17.濁った心と透明な心臓と


「うわ、生で見たら成孔の人たちおっきすぎ⋯⋯ナベちゃん先輩、小川くんとかヤバくないですか? もはやレスラー? 近づいただけで潰されちゃいそう」
「アハハ、何それ。変な圧でも出てる?」
「わかんないですけど⋯⋯よく漫画である『殺気だけで殺されたと錯覚させられた!』みたいな感じです」
「微妙に分かんない⋯⋯」


 このときは、その巨躯が物理的な凶器になるなどとは思っていなかった。だから試合前に、こんな暢気な会話ができていた。体重三桁あるのかなとか。東先輩とどっちが大きいんだろうとか。そういえば彼の額に眉毛が見当たりません! とか。





 事件それが起きたのは、九回表、成孔にとっては勝ち越しの追加点がかかった場面だった。二死、走者二塁に小川くん、打者に枡さんという役者揃い。

 ツーストライクまで追い込むも、しぶとく粘った枡さんのバットがついに沢村くんの球を捉える。打球は三遊間を抜け、小川くんが本塁目掛けて三塁を蹴る。

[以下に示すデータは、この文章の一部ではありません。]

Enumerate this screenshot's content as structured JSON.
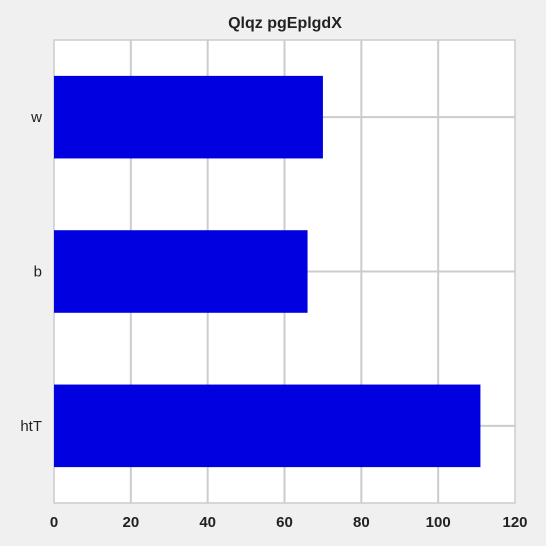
{
  "chart_data": {
    "type": "bar",
    "orientation": "horizontal",
    "title": "Qlqz  pgEplgdX",
    "xlabel": "",
    "ylabel": "",
    "categories": [
      "w",
      "b",
      "htT"
    ],
    "values": [
      70,
      66,
      111
    ],
    "xlim": [
      0,
      120
    ],
    "xticks": [
      0,
      20,
      40,
      60,
      80,
      100,
      120
    ],
    "grid": true,
    "legend": "none",
    "colors": {
      "bar": "#0000e0",
      "background": "#f0f0f0",
      "plot_background": "#ffffff",
      "grid": "#cccccc"
    }
  }
}
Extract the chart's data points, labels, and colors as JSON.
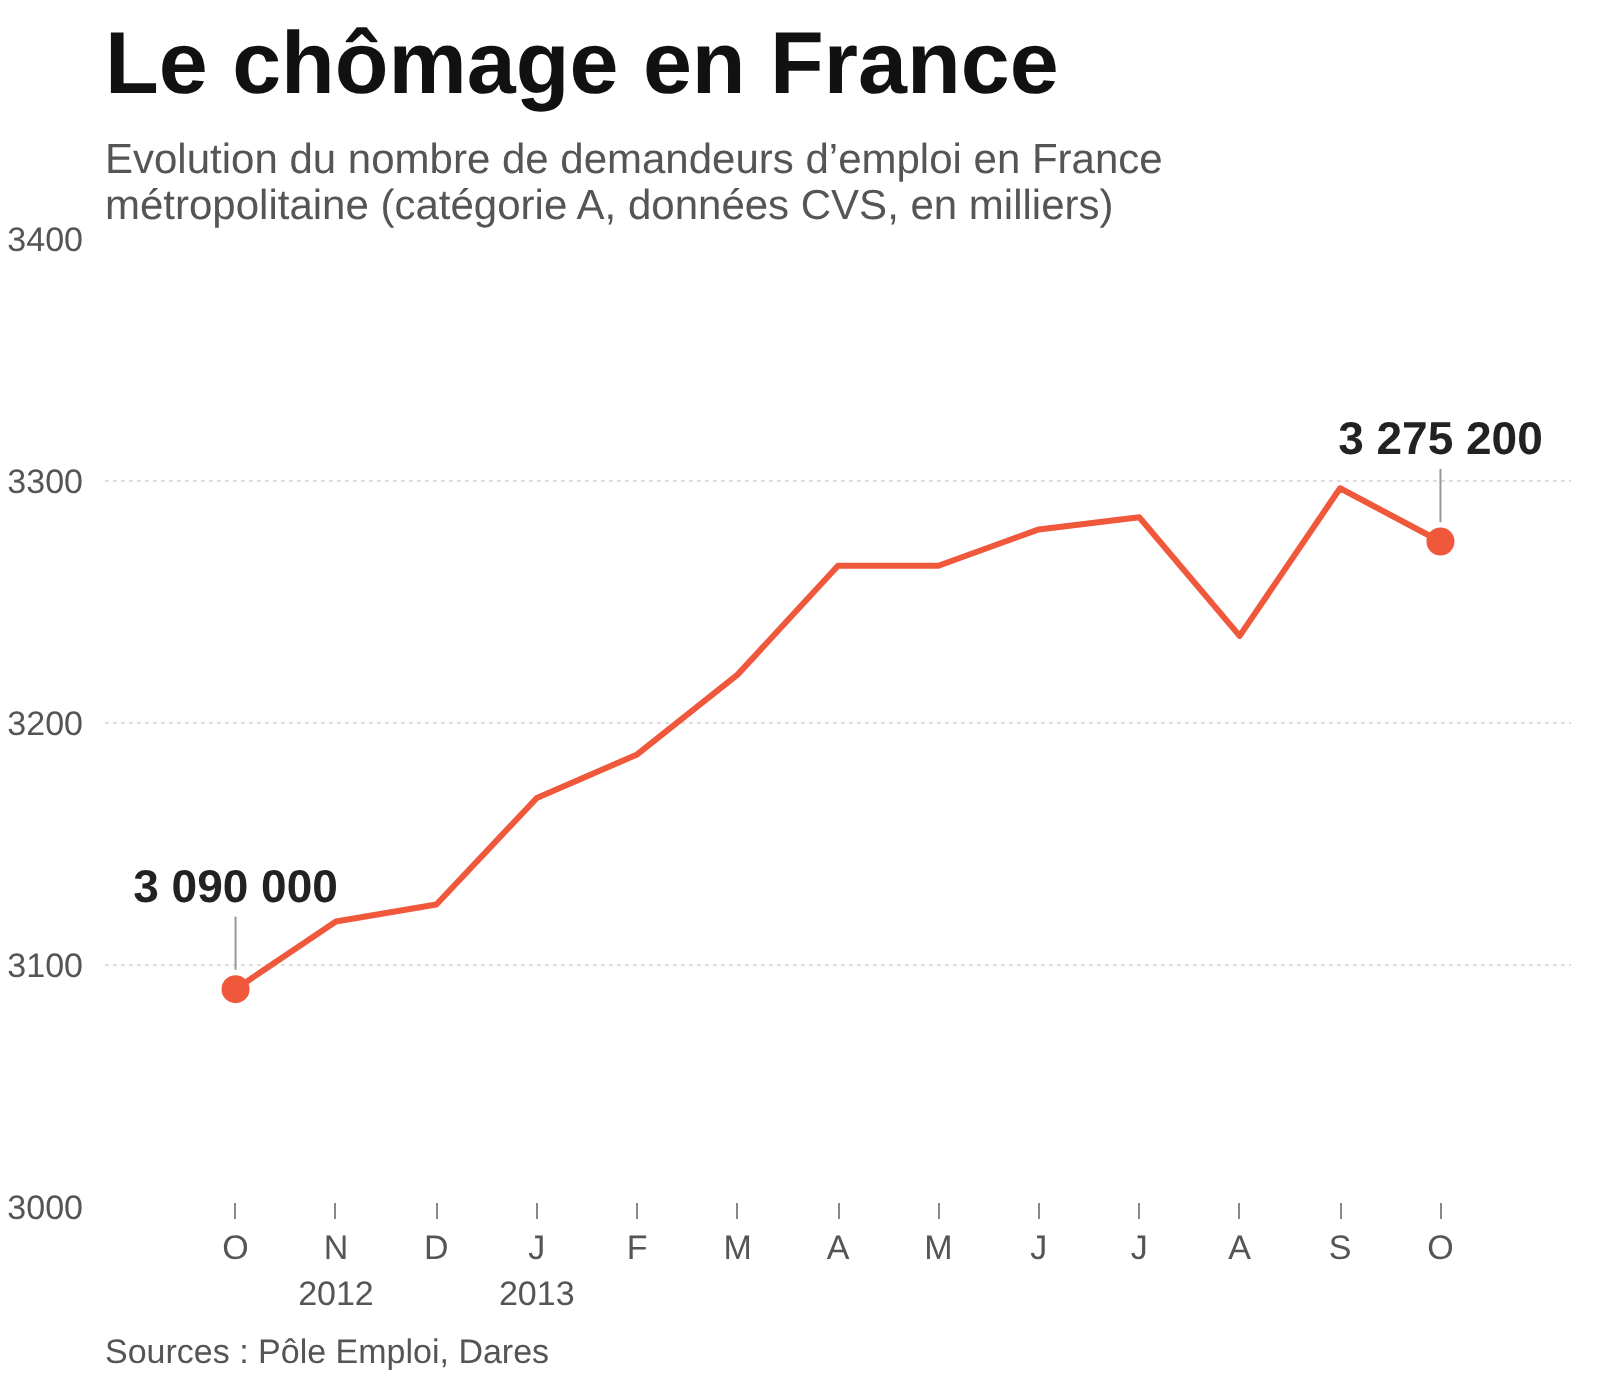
{
  "chart_data": {
    "type": "line",
    "title": "Le chômage en France",
    "subtitle": "Evolution du nombre de demandeurs d’emploi en France\nmétropolitaine (catégorie A, données CVS, en milliers)",
    "categories": [
      "O",
      "N\n2012",
      "D",
      "J\n2013",
      "F",
      "M",
      "A",
      "M",
      "J",
      "J",
      "A",
      "S",
      "O"
    ],
    "series": [
      {
        "color": "#f0583c",
        "values": [
          3090,
          3118,
          3125,
          3169,
          3187,
          3220,
          3265,
          3265,
          3280,
          3285,
          3236,
          3297,
          3275
        ]
      },
      {
        "type": "scatter",
        "color": "#f0583c",
        "marker": "circle",
        "values": [
          3090,
          null,
          null,
          null,
          null,
          null,
          null,
          null,
          null,
          null,
          null,
          null,
          3275
        ]
      }
    ],
    "ylim": [
      3000,
      3400
    ],
    "yticks": [
      3000,
      3100,
      3200,
      3300,
      3400
    ],
    "grid": "y",
    "annotations": [
      {
        "text": "3 090 000",
        "y": 3090
      },
      {
        "text": "3 275 200",
        "y": 3275
      },
      "Sources : Pôle Emploi, Dares"
    ]
  }
}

 しかし麻生先輩からの華麗なバックホーム。球は全力疾走する小川くんを追い越し、本塁で待ち構える一也くんのミットへ。

 このとき、わたしは思った。

 こればかりは相手が悪かったね小川くん、と。なんせ本塁を守るのは一也くんなのだ。彼を掻い潜りホームベースに触れるなどできっこない。

 なのに、だ。

 小川くんのその巨躯は、なんの躊躇もなく、本塁で待ち構える一也くん目掛けて突っ込んだ。

 完全なるラフプレー。
 一也くんの身体は後方へと突き飛ばされ、そのまま地面に打ち付けられた。


「っ、一也くん!」


 吹き飛ばされた一也くんはしかし、決してボールを手放さなかった。少し昔のプロ試合であれば乱闘に発展していたってなんらおかしくないプレーをした相手を、只々静かに見遣る彼には、言葉にならぬ覇気さえ纏わりついていた。

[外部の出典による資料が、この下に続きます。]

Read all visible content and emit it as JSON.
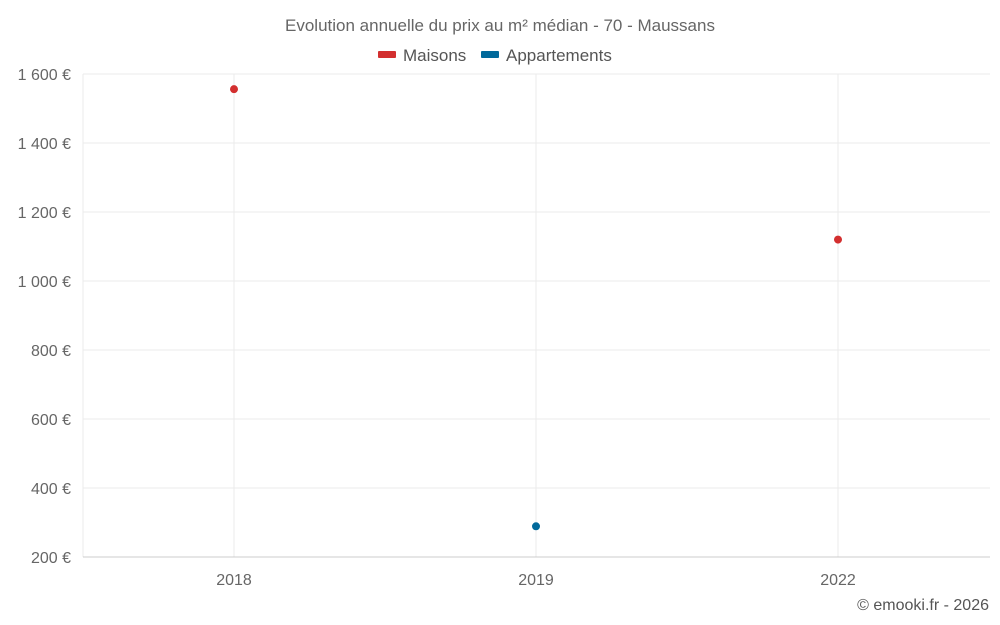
{
  "chart_data": {
    "type": "scatter",
    "title": "Evolution annuelle du prix au m² médian - 70 - Maussans",
    "categories": [
      "2018",
      "2019",
      "2022"
    ],
    "yticks": [
      200,
      400,
      600,
      800,
      1000,
      1200,
      1400,
      1600
    ],
    "ytick_labels": [
      "200 €",
      "400 €",
      "600 €",
      "800 €",
      "1 000 €",
      "1 200 €",
      "1 400 €",
      "1 600 €"
    ],
    "ylim": [
      200,
      1600
    ],
    "grid": true,
    "legend_position": "top-center",
    "series": [
      {
        "name": "Maisons",
        "color": "#d32f2f",
        "points": [
          {
            "x": "2018",
            "y": 1556
          },
          {
            "x": "2022",
            "y": 1120
          }
        ]
      },
      {
        "name": "Appartements",
        "color": "#01699b",
        "points": [
          {
            "x": "2019",
            "y": 289
          }
        ]
      }
    ],
    "credit": "© emooki.fr - 2026"
  }
}
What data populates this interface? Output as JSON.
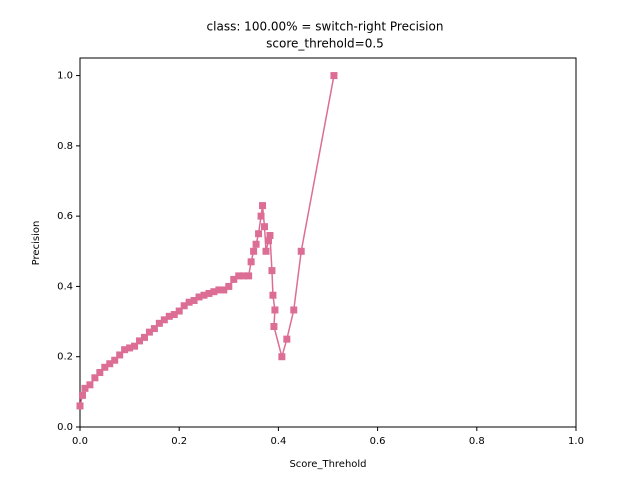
{
  "chart_data": {
    "type": "line",
    "title": "class: 100.00% = switch-right Precision",
    "subtitle": "score_threhold=0.5",
    "x_label": "Score_Threhold",
    "y_label": "Precision",
    "xlim": [
      0,
      1
    ],
    "ylim": [
      0,
      1.05
    ],
    "xticks": [
      {
        "value": 0,
        "label": "0.0"
      },
      0.2,
      0.4,
      0.6,
      0.8,
      {
        "value": 1,
        "label": "1.0"
      }
    ],
    "yticks": [
      {
        "value": 0,
        "label": "0.0"
      },
      0.2,
      0.4,
      0.6,
      0.8,
      {
        "value": 1,
        "label": "1.0"
      }
    ],
    "series": [
      {
        "name": "switch-right",
        "color": "#dc6e96",
        "x": [
          0.0,
          0.005,
          0.01,
          0.02,
          0.03,
          0.04,
          0.05,
          0.06,
          0.07,
          0.08,
          0.09,
          0.1,
          0.11,
          0.12,
          0.13,
          0.14,
          0.15,
          0.16,
          0.17,
          0.18,
          0.19,
          0.2,
          0.21,
          0.22,
          0.23,
          0.24,
          0.25,
          0.26,
          0.27,
          0.28,
          0.29,
          0.3,
          0.31,
          0.32,
          0.33,
          0.34,
          0.345,
          0.35,
          0.355,
          0.36,
          0.365,
          0.368,
          0.372,
          0.375,
          0.38,
          0.383,
          0.387,
          0.389,
          0.393,
          0.391,
          0.407,
          0.417,
          0.431,
          0.446,
          0.512
        ],
        "values": [
          0.06,
          0.09,
          0.11,
          0.12,
          0.14,
          0.155,
          0.17,
          0.18,
          0.19,
          0.205,
          0.22,
          0.225,
          0.23,
          0.245,
          0.255,
          0.27,
          0.28,
          0.295,
          0.305,
          0.315,
          0.32,
          0.33,
          0.345,
          0.355,
          0.36,
          0.37,
          0.375,
          0.38,
          0.385,
          0.39,
          0.39,
          0.4,
          0.42,
          0.43,
          0.43,
          0.43,
          0.47,
          0.5,
          0.52,
          0.55,
          0.6,
          0.63,
          0.57,
          0.5,
          0.53,
          0.545,
          0.445,
          0.375,
          0.333,
          0.286,
          0.2,
          0.25,
          0.333,
          0.5,
          1.0
        ]
      }
    ]
  }
}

 そのプレーにどよめく球場。仲間からの声。一也くんにも笑顔が見られたけれど、どことなく形容し難い不安が渦巻く。


「⋯⋯」
「⋯⋯苗字? 立ったり座ったりどうしたの?」
「え? 立ったり座ったりしてましたか?」
「え? うん、三回は繰り返してたけど⋯⋯」


 渡辺先輩が不思議そうな表情でわたしを見ていた。バツが悪い心地で俯くと、頭の上に優しい声がかかる。


「⋯⋯御幸が心配?」


 こくん。無言のまま頷いて答えた。「そうだよね」と穏やかに笑って、渡辺先輩は続ける。

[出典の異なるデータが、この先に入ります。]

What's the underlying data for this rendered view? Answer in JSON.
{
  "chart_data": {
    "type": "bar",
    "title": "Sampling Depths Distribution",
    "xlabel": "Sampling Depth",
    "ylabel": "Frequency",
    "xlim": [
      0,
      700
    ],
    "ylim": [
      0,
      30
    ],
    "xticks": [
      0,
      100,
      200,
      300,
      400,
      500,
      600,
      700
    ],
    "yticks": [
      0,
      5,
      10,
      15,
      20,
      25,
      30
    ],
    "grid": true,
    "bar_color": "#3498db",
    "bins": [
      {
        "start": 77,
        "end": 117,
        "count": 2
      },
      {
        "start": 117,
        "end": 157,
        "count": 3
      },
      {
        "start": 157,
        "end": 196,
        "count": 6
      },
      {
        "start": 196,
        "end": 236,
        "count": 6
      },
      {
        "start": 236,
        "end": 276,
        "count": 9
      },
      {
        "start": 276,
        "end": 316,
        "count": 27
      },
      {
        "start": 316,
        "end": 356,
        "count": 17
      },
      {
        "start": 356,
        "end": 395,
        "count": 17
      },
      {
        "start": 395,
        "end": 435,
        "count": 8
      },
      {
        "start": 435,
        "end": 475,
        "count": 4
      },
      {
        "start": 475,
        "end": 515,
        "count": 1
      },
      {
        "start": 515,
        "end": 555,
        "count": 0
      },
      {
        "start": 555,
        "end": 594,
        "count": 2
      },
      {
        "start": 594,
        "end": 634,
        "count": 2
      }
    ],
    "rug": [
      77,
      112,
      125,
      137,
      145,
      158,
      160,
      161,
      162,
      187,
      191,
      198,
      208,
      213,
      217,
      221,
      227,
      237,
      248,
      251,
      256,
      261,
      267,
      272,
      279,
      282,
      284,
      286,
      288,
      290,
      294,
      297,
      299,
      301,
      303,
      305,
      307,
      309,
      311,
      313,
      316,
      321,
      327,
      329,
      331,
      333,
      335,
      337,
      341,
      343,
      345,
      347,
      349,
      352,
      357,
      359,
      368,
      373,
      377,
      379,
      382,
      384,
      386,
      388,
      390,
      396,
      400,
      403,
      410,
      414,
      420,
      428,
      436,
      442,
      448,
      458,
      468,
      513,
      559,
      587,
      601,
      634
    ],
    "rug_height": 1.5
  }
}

「試合終わったらすぐ行ってあげな。今は、ここで応援しよ。監督が交替させないってことは、今はプレーできるってことだと思うし」
「⋯⋯はい」


 怪我は、嫌だ。
 皆の努力を、一瞬で容赦なく奪っていく。重ねた年月を嘲笑い、心を挫いてくる。誰であろうと、そんな想いはしてほしくない。

 漠然とした不安を残したまま、試合は延長十回裏、わたしの心配を他所にした一也くんの超絶かっこいいソロホームランで終止符が打たれた。





 試合後ベンチ裏へと急ぐ。
 そこでは、荷物を手早く纏める青道と、次の第二試合の準備をする薬師が相見えていた。反射的に足を止める。

 まさか決勝であたるかもしれない相手の前で、一也くんに怪我のことなどを問えるはずもなく、咄嗟に忘れ物のチェックなんかをしてしまう。ああもう何してるんだろう、早く一也くんと話したいのに。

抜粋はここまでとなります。